Microcontroller Registers
CPU and Microcontroller cores often need to manipulate data very rapidly and internally. In terms of core computing, transactions with external RAM and ROM devices, even caches, can be slow and expensive when compared with using a storage location on the same piece of silicon.
In general registers are now used to refer to storage locations directly on the CPU die, although historically they generally meant any storage location. I will be referring mostly to the common usage meaning on-board registers for the rest of this article though.
Registers are often used to store the parameters of an operation, the result afterwards, as well as specialised registers for actually storing the code for an operation and the operations location in memory (the program counter). Registers often have very fast processes for incrementing (adding one) and decrementing (removing one).
The bit-width of the registers of a processor are normally what determine it being named a 8, 16, 32 or 64 bit processor - and they directly effect the rate at which it is able to process and shift data. Some processor cores, like the x86 range (including the Intel Pentium) allow registers to be used for multiple purposes - ie one 32 bit register, which can also be 2x16 bit registers or 4x8 bit registers.
This kind of low-level information is vital on some Microcontroller cores, where you still use assembler to program them, but many modern development environments have compilers and optimizers that automatically make use of these where it is advantageous to do so - for example placing a loop counter in a register so it can be rapidly referred to and incremented.
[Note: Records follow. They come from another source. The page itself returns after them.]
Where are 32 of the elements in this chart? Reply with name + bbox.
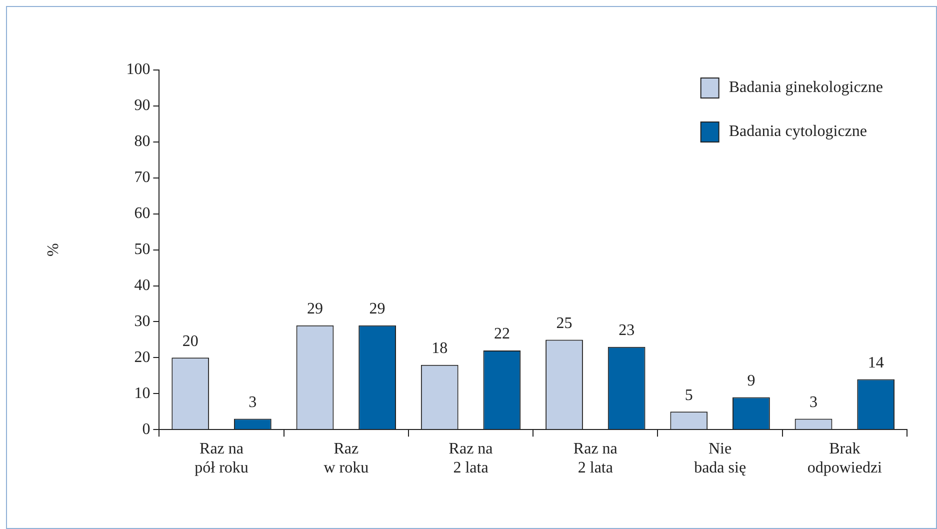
x-tick-label: Nie bada się: [694, 440, 746, 477]
y-tick-label: 50: [134, 241, 150, 258]
y-tick-label: 0: [142, 420, 150, 438]
y-tick-label: 20: [134, 348, 150, 366]
y-tick-label: 70: [134, 169, 150, 186]
data-label: 25: [556, 314, 572, 332]
data-label: 3: [810, 394, 818, 412]
y-tick-label: 30: [134, 312, 150, 330]
y-tick-label: 100: [126, 61, 150, 78]
data-label: 9: [747, 372, 756, 390]
x-tick-label: Raz na 2 lata: [448, 440, 493, 477]
x-tick-label: Brak odpowiedzi: [807, 440, 883, 477]
data-label: 5: [684, 386, 693, 404]
legend-label: Badania ginekologiczne: [728, 79, 884, 96]
data-label: 29: [306, 300, 323, 318]
y-tick-label: 90: [134, 97, 150, 114]
x-tick-label: Raz na 2 lata: [573, 440, 618, 477]
data-label: 29: [369, 300, 386, 318]
x-tick-label: Raz na pół roku: [194, 440, 248, 477]
data-label: 20: [182, 332, 198, 350]
legend-label: Badania cytologiczne: [728, 123, 868, 140]
data-label: 18: [432, 340, 448, 358]
y-tick-label: 40: [134, 276, 150, 294]
data-label: 22: [494, 326, 510, 343]
y-tick-label: 10: [134, 384, 150, 402]
data-label: 23: [618, 322, 635, 340]
data-label: 3: [248, 394, 257, 412]
y-axis-title: %: [44, 243, 62, 256]
y-tick-label: 60: [134, 205, 150, 222]
data-label: 14: [868, 354, 884, 372]
y-tick-label: 80: [134, 133, 150, 150]
x-tick-label: Raz w roku: [324, 440, 369, 477]
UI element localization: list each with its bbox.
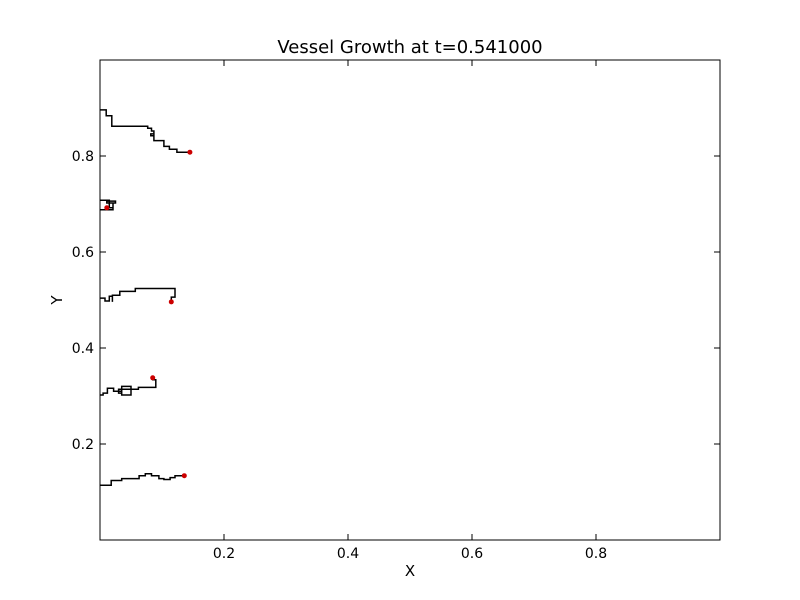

Graphics processing units actually have vector registers - designed for holding 4 floating point decimal values for manipulating 3D Mathematics equations very rapidly, but most registers on a core will be integers (whole numbers only). Although to be fair the actual stored data is all binary and it being a “float” or an “int” is really more to do with the operations that can be conveniently used on it. GPUs can perform vector and matrix operations directly on groups of registers, as well as performing floating point divides fast - an operation that is traditionally very slow. It is these convenient operations tht make them so effective at processing graphics and 3d maths, even more so than a general purpose CPU core running at a higher clock speed.